Personal information
- Full name: Arthur Kenneth Judd
- Born: 1 January 1904 Sunbury-on-Thames, Middlesex, England
- Died: 15 February 1988 (aged 84) Abbotskerswell, Devon, England
- Batting: Right-handed
- Bowling: Leg break

Domestic team information
- 1925–1935: Hampshire
- 1927: Cambridge University
- 1935: Marylebone Cricket Club

Career statistics
| Competition | First-class |
| Matches | 84 |
| Runs scored | 2,624 |
| Batting average | 21.33 |
| 100s/50s | 2/11 |
| Top score | 124 |
| Balls bowled | 1,403 |
| Wickets | 30 |
| Bowling average | 34.53 |
| 5 wickets in innings | 1 |
| 10 wickets in match | – |
| Best bowling | 6/65 |
| Catches/stumpings | 31/– |
- Source: Cricinfo, 19 February 2010

= Arthur Judd =

English cricketer

Arthur Kenneth Judd (1 January 1904 — 15 February 1988) was an English first-class cricketer and British official in Colonial Nigeria.

==Life and first-class cricket==
Judd was born at Sunbury-on-Thames in January 1904. He was educated at St Paul's School, before matriculating to St Catharine's College, Cambridge. Judd made his debut in first-class cricket for Hampshire against Northamptonshire at Northampton in the 1925 County Championship. He made eleven first-class appearances for Hampshire the following season, after the end of the summer semester at Cambridge, with Judd scoring his maiden century against Warwickshire at Portsmouth, Having played without success at Cambridge in the freshman match during his first year Cambridge, Judd found himself in the Cambridge University team in 1927, largely due Duleepsinhji suffering from illness. He made twelve appearances for Cambridge that season, scoring 667 runs at an average of 39.23; he top-scored in The University Match against Oxford University at Lord's, making 124 in the Cambridge second innings to contribute toward a 116 runs victory. As a result, he gained his blue. Later in the season, he played a handful of County Championship matches.

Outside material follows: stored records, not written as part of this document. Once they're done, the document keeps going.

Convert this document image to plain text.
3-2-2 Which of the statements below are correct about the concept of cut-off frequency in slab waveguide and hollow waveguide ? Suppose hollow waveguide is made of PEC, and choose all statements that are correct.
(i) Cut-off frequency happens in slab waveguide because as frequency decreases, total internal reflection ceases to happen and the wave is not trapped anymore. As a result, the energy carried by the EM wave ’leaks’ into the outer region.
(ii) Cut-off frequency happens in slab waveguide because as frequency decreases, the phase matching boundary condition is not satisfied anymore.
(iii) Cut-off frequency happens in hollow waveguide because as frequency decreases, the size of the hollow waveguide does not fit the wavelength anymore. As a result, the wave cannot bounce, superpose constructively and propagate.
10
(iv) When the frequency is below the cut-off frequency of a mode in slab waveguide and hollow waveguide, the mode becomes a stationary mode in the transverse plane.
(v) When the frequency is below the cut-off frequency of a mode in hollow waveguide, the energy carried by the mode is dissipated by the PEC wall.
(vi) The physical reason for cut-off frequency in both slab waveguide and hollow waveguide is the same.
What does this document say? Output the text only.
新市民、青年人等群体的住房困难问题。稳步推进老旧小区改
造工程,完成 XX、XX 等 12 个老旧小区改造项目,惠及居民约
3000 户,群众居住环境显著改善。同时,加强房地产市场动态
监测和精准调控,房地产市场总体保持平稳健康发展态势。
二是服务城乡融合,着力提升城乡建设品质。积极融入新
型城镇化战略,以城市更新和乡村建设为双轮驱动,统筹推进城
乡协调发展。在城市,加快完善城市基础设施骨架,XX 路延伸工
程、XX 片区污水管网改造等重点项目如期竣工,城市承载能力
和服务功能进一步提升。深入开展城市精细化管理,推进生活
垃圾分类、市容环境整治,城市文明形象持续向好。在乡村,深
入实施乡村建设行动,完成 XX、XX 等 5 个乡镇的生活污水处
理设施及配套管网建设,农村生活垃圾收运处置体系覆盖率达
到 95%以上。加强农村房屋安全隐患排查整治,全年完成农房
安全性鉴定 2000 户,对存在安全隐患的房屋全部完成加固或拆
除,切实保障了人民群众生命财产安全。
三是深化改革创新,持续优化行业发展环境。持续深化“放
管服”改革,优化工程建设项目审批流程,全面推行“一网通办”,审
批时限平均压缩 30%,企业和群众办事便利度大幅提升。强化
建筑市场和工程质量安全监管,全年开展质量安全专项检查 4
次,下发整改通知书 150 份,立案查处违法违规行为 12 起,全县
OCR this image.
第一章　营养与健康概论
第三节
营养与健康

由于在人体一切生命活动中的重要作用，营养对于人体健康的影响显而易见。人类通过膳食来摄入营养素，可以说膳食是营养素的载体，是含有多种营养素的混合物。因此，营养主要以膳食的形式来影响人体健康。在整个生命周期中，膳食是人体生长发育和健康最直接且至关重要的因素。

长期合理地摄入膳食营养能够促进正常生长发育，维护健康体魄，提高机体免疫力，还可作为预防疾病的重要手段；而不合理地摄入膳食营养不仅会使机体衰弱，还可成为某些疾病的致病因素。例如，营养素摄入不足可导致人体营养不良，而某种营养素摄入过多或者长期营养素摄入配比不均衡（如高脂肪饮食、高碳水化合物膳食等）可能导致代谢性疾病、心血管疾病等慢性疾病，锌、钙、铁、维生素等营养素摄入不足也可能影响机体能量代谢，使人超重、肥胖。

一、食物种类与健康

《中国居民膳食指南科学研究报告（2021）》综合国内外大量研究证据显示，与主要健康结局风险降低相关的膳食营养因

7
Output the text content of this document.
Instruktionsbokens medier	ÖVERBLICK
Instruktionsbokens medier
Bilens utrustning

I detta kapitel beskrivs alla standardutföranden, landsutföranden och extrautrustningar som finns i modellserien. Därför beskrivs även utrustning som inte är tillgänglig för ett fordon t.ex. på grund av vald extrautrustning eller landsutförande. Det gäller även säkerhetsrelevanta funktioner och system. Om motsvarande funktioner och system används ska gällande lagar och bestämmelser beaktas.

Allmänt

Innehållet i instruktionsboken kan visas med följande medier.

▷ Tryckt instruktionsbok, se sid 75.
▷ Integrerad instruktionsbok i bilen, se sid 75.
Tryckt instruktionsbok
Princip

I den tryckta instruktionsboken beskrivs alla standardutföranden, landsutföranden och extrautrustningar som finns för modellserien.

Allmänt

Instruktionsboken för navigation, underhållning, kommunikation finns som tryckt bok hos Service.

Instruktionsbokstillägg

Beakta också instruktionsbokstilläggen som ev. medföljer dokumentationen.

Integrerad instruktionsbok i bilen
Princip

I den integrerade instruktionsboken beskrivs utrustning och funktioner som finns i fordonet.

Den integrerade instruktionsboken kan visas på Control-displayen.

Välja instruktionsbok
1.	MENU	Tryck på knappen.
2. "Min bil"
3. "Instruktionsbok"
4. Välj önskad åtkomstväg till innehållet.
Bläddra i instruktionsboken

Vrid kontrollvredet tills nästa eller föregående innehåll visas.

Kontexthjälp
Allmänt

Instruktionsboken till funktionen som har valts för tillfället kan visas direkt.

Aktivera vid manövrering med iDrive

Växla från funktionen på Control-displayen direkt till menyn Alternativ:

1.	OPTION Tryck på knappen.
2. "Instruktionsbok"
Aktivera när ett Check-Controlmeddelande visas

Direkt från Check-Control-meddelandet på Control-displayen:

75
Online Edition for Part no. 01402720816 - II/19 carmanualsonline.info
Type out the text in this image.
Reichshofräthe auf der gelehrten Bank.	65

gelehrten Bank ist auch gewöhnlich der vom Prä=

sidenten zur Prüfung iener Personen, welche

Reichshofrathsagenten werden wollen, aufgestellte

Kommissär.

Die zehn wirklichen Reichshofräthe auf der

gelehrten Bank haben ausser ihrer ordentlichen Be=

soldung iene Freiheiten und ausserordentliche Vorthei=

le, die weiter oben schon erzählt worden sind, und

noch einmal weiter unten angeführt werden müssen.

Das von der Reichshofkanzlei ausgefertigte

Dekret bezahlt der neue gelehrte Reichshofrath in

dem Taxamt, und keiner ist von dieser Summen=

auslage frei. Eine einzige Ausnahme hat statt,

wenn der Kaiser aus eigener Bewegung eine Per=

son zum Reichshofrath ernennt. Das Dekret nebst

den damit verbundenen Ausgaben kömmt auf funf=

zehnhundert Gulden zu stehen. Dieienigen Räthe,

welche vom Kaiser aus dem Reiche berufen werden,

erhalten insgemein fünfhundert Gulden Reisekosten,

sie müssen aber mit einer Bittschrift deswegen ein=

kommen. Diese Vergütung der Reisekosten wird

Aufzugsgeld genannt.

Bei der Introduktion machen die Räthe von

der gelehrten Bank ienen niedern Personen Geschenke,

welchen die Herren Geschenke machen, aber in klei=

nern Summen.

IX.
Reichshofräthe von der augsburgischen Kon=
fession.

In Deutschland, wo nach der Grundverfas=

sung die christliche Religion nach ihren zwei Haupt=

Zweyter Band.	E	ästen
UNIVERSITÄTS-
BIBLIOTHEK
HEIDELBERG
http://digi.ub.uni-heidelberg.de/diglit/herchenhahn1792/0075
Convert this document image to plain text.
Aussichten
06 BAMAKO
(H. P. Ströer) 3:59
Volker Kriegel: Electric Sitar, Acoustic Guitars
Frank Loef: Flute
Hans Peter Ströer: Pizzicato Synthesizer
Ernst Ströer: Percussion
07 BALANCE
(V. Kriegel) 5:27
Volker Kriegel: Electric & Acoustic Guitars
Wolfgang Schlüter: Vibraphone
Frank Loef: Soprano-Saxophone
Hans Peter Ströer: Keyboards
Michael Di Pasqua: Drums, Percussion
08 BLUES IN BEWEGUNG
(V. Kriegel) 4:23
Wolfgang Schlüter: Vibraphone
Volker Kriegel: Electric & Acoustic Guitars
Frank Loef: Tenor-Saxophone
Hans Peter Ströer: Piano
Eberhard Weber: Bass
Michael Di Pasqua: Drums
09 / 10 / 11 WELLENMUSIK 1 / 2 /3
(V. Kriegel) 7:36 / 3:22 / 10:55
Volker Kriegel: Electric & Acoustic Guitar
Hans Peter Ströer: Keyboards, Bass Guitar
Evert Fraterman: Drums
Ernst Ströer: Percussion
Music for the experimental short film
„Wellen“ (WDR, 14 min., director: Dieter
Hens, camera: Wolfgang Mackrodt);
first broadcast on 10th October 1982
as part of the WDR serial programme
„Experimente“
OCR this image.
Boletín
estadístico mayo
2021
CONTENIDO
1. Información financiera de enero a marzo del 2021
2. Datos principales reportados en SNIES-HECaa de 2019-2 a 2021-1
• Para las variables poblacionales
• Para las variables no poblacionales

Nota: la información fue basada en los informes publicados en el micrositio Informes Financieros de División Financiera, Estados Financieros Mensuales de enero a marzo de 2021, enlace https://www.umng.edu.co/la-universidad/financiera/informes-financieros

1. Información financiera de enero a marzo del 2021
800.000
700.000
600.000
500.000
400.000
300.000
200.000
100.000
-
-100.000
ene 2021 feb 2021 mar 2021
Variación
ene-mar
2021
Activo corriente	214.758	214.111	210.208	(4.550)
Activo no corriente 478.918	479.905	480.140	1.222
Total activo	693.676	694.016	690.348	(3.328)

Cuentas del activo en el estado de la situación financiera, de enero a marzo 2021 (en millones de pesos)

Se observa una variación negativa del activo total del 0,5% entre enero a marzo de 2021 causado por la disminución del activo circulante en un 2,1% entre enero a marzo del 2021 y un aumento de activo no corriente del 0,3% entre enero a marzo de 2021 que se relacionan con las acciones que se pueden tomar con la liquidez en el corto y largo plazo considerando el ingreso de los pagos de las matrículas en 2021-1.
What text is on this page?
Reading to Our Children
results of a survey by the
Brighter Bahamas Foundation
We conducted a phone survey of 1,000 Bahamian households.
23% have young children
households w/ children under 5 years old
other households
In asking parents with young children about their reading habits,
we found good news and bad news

During the winter which followed, Judd toured the West Indies with Lord's Tennyson's touring team, during which he played in three first-class matches against Jamaica. Having graduated from Cambridge, he played for Hampshire ten times in 1928, but did not feature in 1929. He again played in 1930, playing a full season with 21 appearances for Hampshire, in addition to playing for the South of England against the Marylebone Cricket Club (MCC). His 22 first-class matches in 1930 yielded him 693 runs at an average of 19.80, He made six appearances for Hampshire in 1931, alongside an appearance for the Free Foresters against Cambridge University. It was in 1931 that Jupp accepted a post with the Colonial Office in Colonial Nigeria, which greatly limited his availability for Hampshire. He subsequently only played a nine further matches for the county until 1935, in addition to playing twice more for the Free Foresters (1933 and 1935) and for the MCC (1935). In 64 first-class appearances for Hampshire, he scored 1,625 runs at a batting average of 17.47. With his leg break bowling, he took 28 wickets for Hampshire at a bowling average of 33.07, taking one five wicket haul with figures of 6 for 65 against Somerset at Weston-super-Mare in 1928.

While undertaking colonial service, he toured Egypt with Hubert Martineau's XI against the national team, which consisted of British officials. He continued to play minor matches in Nigeria until 1938. Judd died in February 1988 at Abbotskerswell, Devon.